For others, though, the election was shaping up as an overdue referendum on the party’s direction and leadership.
“A lot of us were really upset about the outcome of the election at the national level,” said Brett Kokinadis, a Santa Fe entrepreneur.
Kokinadis described himself at one point as an adviser to Apodaca and ended up helping create that initially anonymous Facebook ad campaign.
“This is the cycle New Mexico needs to work on cleaning up corruption within the Democratic Party,” Kokinadis said.
What attracted him to Apodaca?
“Everything is facts and figures [with him],” he said. “… We don’t need stories. We need real ideas.”

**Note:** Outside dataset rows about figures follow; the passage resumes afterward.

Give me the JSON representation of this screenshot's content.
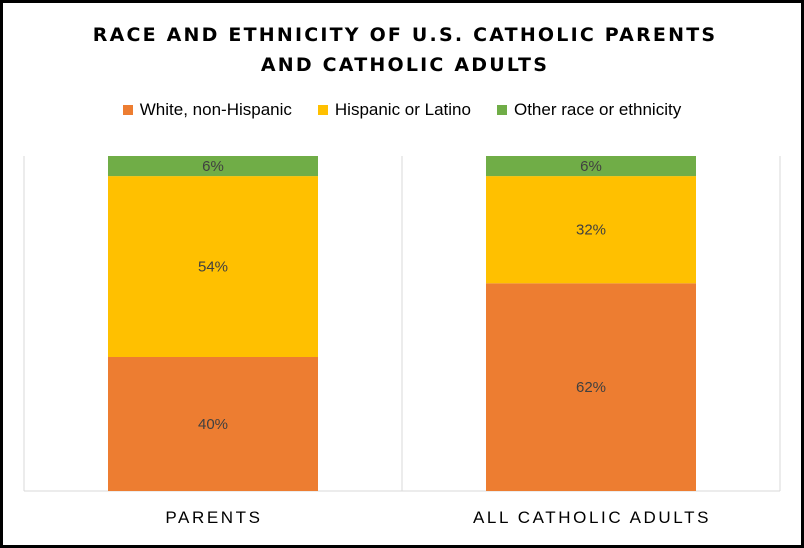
{
  "colors": {
    "white_non_hispanic": "#ED7D31",
    "hispanic_or_latino": "#FFC000",
    "other": "#70AD47",
    "grid": "#D9D9D9",
    "label_text": "#404040"
  },
  "chart_data": {
    "type": "bar",
    "stacked": true,
    "normalized_percent": true,
    "title": "RACE AND ETHNICITY OF U.S. CATHOLIC PARENTS AND CATHOLIC ADULTS",
    "title_lines": [
      "RACE AND ETHNICITY OF U.S. CATHOLIC PARENTS",
      "AND CATHOLIC ADULTS"
    ],
    "categories": [
      "PARENTS",
      "ALL CATHOLIC ADULTS"
    ],
    "series": [
      {
        "name": "White, non-Hispanic",
        "values": [
          40,
          62
        ],
        "color": "#ED7D31"
      },
      {
        "name": "Hispanic or Latino",
        "values": [
          54,
          32
        ],
        "color": "#FFC000"
      },
      {
        "name": "Other race or ethnicity",
        "values": [
          6,
          6
        ],
        "color": "#70AD47"
      }
    ],
    "data_labels": [
      [
        "40%",
        "62%"
      ],
      [
        "54%",
        "32%"
      ],
      [
        "6%",
        "6%"
      ]
    ],
    "ylim": [
      0,
      100
    ],
    "legend_position": "top",
    "grid": false
  }
}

Like his opponents, Apodaca is proposing to end PARCC testing in the public schools. And he is calling for reallocating 8 percent of the Public Education Department and state’s administrative funding to classrooms.

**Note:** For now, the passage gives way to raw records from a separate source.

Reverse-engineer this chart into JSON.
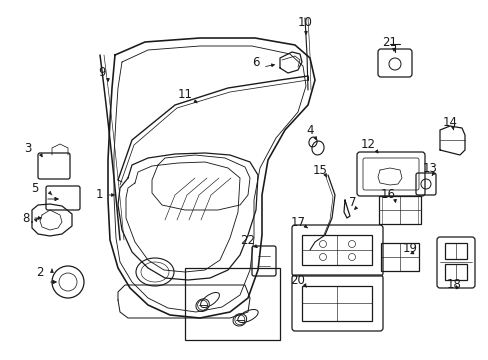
{
  "background_color": "#ffffff",
  "figsize": [
    4.89,
    3.6
  ],
  "dpi": 100,
  "line_color": "#1a1a1a",
  "line_width": 0.9,
  "label_fontsize": 8.5
}
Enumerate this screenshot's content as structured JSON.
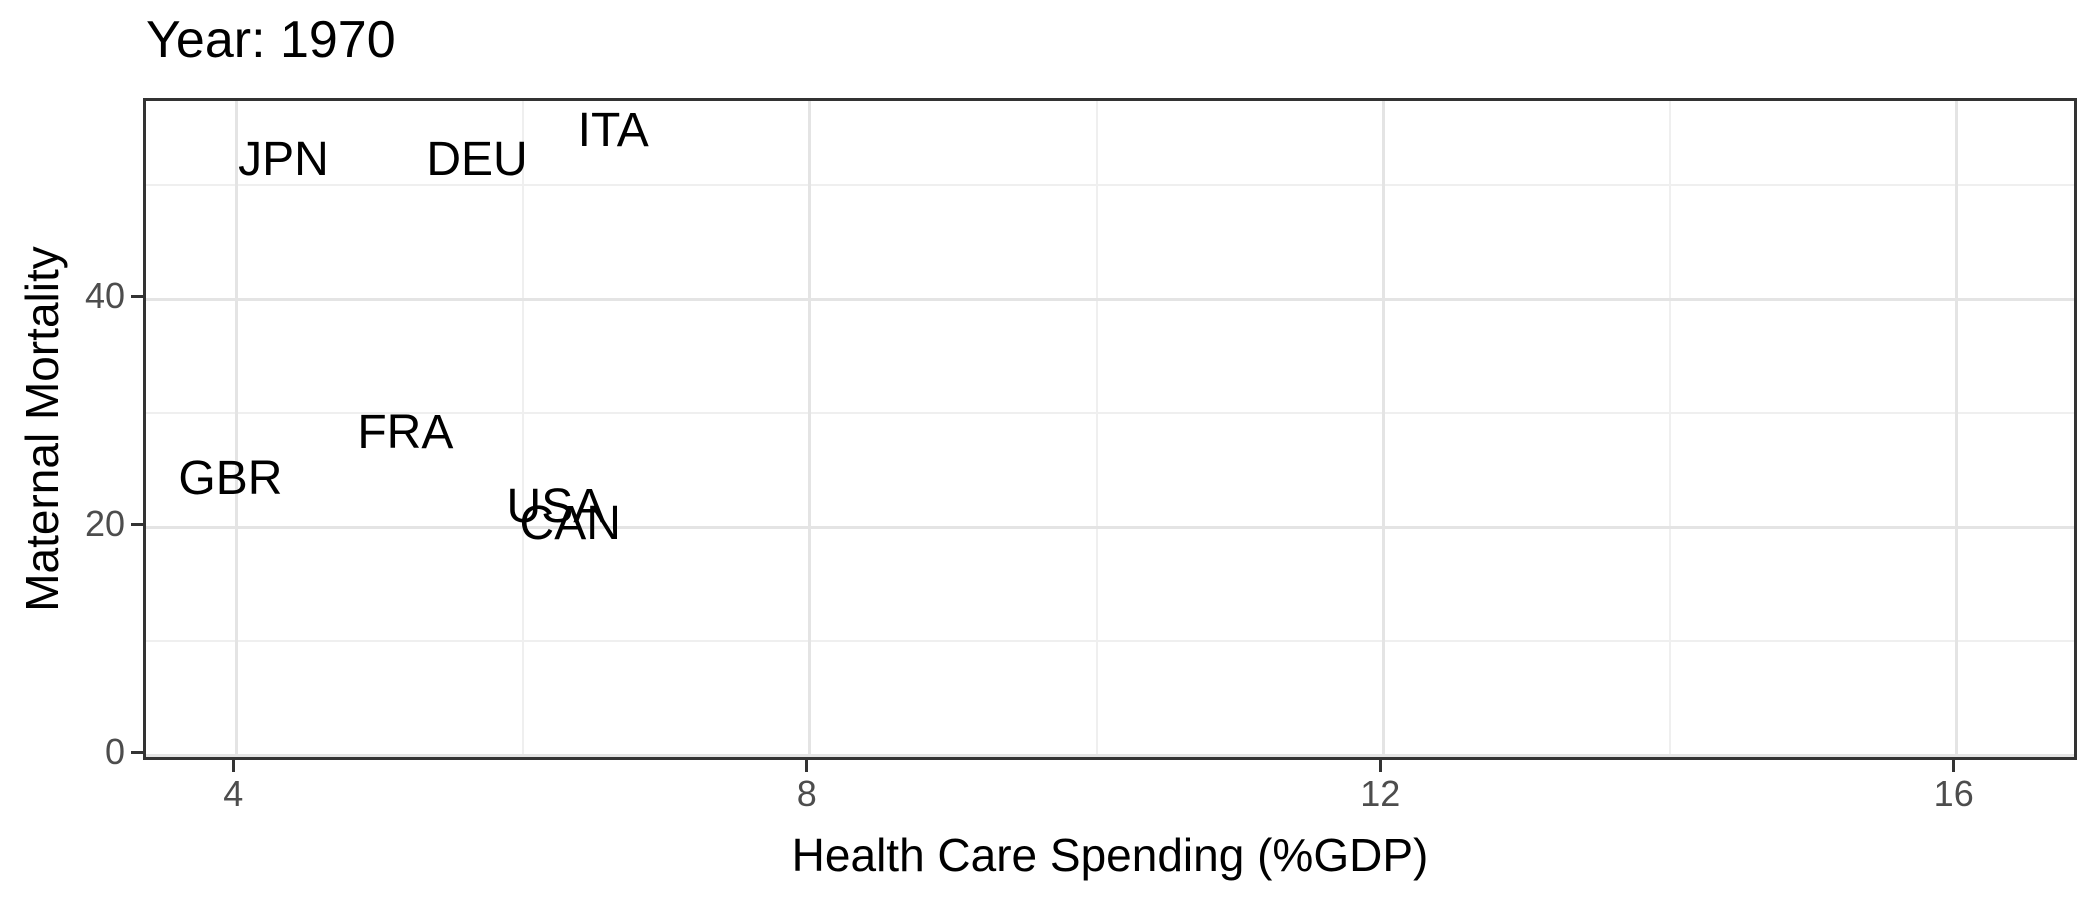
{
  "chart_data": {
    "type": "scatter",
    "title": "Year: 1970",
    "xlabel": "Health Care Spending (%GDP)",
    "ylabel": "Maternal Mortality",
    "xlim": [
      3.37,
      16.86
    ],
    "ylim": [
      -0.7,
      57.4
    ],
    "xticks": [
      4,
      8,
      12,
      16
    ],
    "yticks": [
      0,
      20,
      40
    ],
    "xticks_minor": [
      6,
      10,
      14
    ],
    "yticks_minor": [
      10,
      30,
      50
    ],
    "grid": "on",
    "legend": "none",
    "point_style": "text-labels",
    "points": [
      {
        "label": "JPN",
        "x": 4.35,
        "y": 52
      },
      {
        "label": "DEU",
        "x": 5.7,
        "y": 52
      },
      {
        "label": "ITA",
        "x": 6.65,
        "y": 54.5
      },
      {
        "label": "FRA",
        "x": 5.2,
        "y": 28
      },
      {
        "label": "GBR",
        "x": 3.98,
        "y": 24
      },
      {
        "label": "USA",
        "x": 6.25,
        "y": 21.5
      },
      {
        "label": "CAN",
        "x": 6.35,
        "y": 20
      }
    ],
    "colors": {
      "text": "#000000",
      "tick_label": "#4d4d4d",
      "axis_border": "#333333",
      "grid_major": "#e4e4e4",
      "grid_minor": "#efefef",
      "background": "#ffffff"
    }
  }
}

If Apodaca were to win the nomination on June 5, it would be a remarkable upset.
Parts of the Democratic Party’s base — from Conservation Voters to Equality New Mexico to Planned Parenthood and teacher unions — have lined up behind Lujan Grisham.
While Apodaca has argued her platform is too timid or out of touch, many in the party also know what they are getting with a woman who has served in Congress and state government.
Apodaca has ended up with an unlikely coalition of old school Democrats and progressives disaffected with the party’s leadership.
Still, observers say that this year’s electoral math might not be so simple.
“The angst and anger against politicians and the status quo is real, but just being a nonpolitician isn’t enough,” Nathan Gonzales, editor of the newsletter Inside Elections, said as the campaign developed.
As for whether Apodaca can get the nomination, he long ago dismissed Cervantes and said it was possible.
“The sense I get,” he said months before the nominating convention, “is that it’s down to me and two people — me and the congresswoman.”